Hi can anyone help x my moms shitzu Maisie Moo has been wormed, flea treated etc but has again this week started scooting on floor, trying to bite her tail and becoming very upset and stressed. She has been clipped today also and has had her anal glands cleaned out and has also emptied her bowels normally but she's still very distressed.
If she has had her anal glands expressed, they might still be a little sore. Going forward I would suggest looking at her feeding to make sure her poo is nice and firm, which helps the glands express naturally as she toilets. What do you feed?
Misty has to regularly have her anal glands emptied at the vet. She will still be obsessed with her bum for about a day afterwards, I think due to what looks like gel around her rear. Also when I clip her around her privates it makes her lick them for a while. But as others have said, a trip to the vet to be on the safe side.
How old is Maisie?
How fit is she? - pudgy, downright obese, or lean? --- What's her body-condition?
Any added wt makes anal-gland issues more likely - hence my Qs. // If Maisie's under 12-MO & the groomer expressed her anal-glands as SOP, i'd take that groomer out & carry them thru the streets riding a pole, tarred & feathered, as a warning to other groomers.
groomers who routinely express the dog's anal-glands do the dog & owner no favors - they make the glands dependent upon manual expression, & the muscles particularly the sphincter at the gland opening, lose tone.
Then the dog is much-more prone to impactions, swelling, ruptured or abscessed glands, etc.
It's a vicious spiral into poor function.

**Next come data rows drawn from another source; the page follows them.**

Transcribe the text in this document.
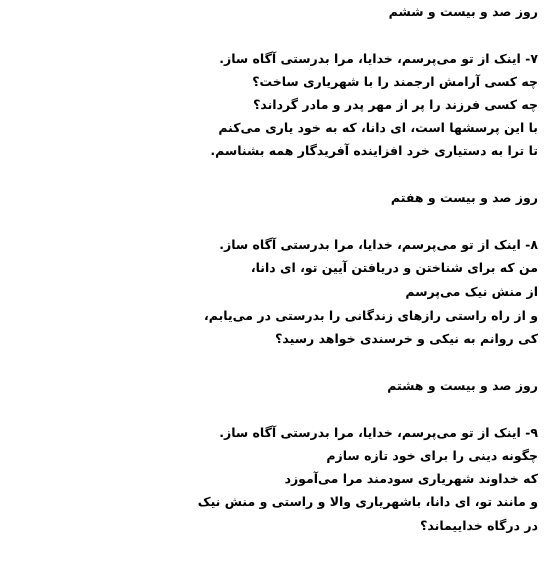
روز صد و بیست و ششم
۷- اینک از تو می‌پرسم، خدایا، مرا بدرستی آگاه ساز.
چه کسی آرامش ارجمند را با شهریاری ساخت؟
چه کسی فرزند را پر از مهر پدر و مادر گرداند؟
با این پرسشها است، ای دانا، که به خود یاری می‌کنم
تا ترا به دستیاری خرد افزاینده آفریدگار همه بشناسم.
روز صد و بیست و هفتم
۸- اینک از تو می‌پرسم، خدایا، مرا بدرستی آگاه ساز.
من که برای شناختن و دریافتن آیین تو، ای دانا،
از منش نیک می‌پرسم
و از راه راستی رازهای زندگانی را بدرستی در می‌یابم،
کی روانم به نیکی و خرسندی خواهد رسید؟
روز صد و بیست و هشتم
۹- اینک از تو می‌پرسم، خدایا، مرا بدرستی آگاه ساز.
چگونه دینی را برای خود تازه سازم
که خداوند شهریاری سودمند مرا می‌آموزد
و مانند تو، ای دانا، باشهریاری والا و راستی و منش نیک
در درگاه خداییماند؟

Anal-glands should only be manually expressed when they MUST be - & then preferably by a vet, not a groomer.
Dogs eating good diets shouldn't need manual expression, & anal-glands should very rarely cause issues over a dog's lifetime - when they're working properly, leave 'em ALONE.
If Maisie is an adult dog & has chronic issues with her anal-glands, i'd tell the groomer hands-off in crystal-clear terms, & i'd add canned plain pumpkin to her diet. It contains both soluble & insoluble fiber, & no, B4 U ask, there is no substitute on Earth for commercially-canned, low-water pumpkin puree. It's available in the UK, & feeding it is a lot cheaper than every-6-weeks or every-2-month visits to the vet.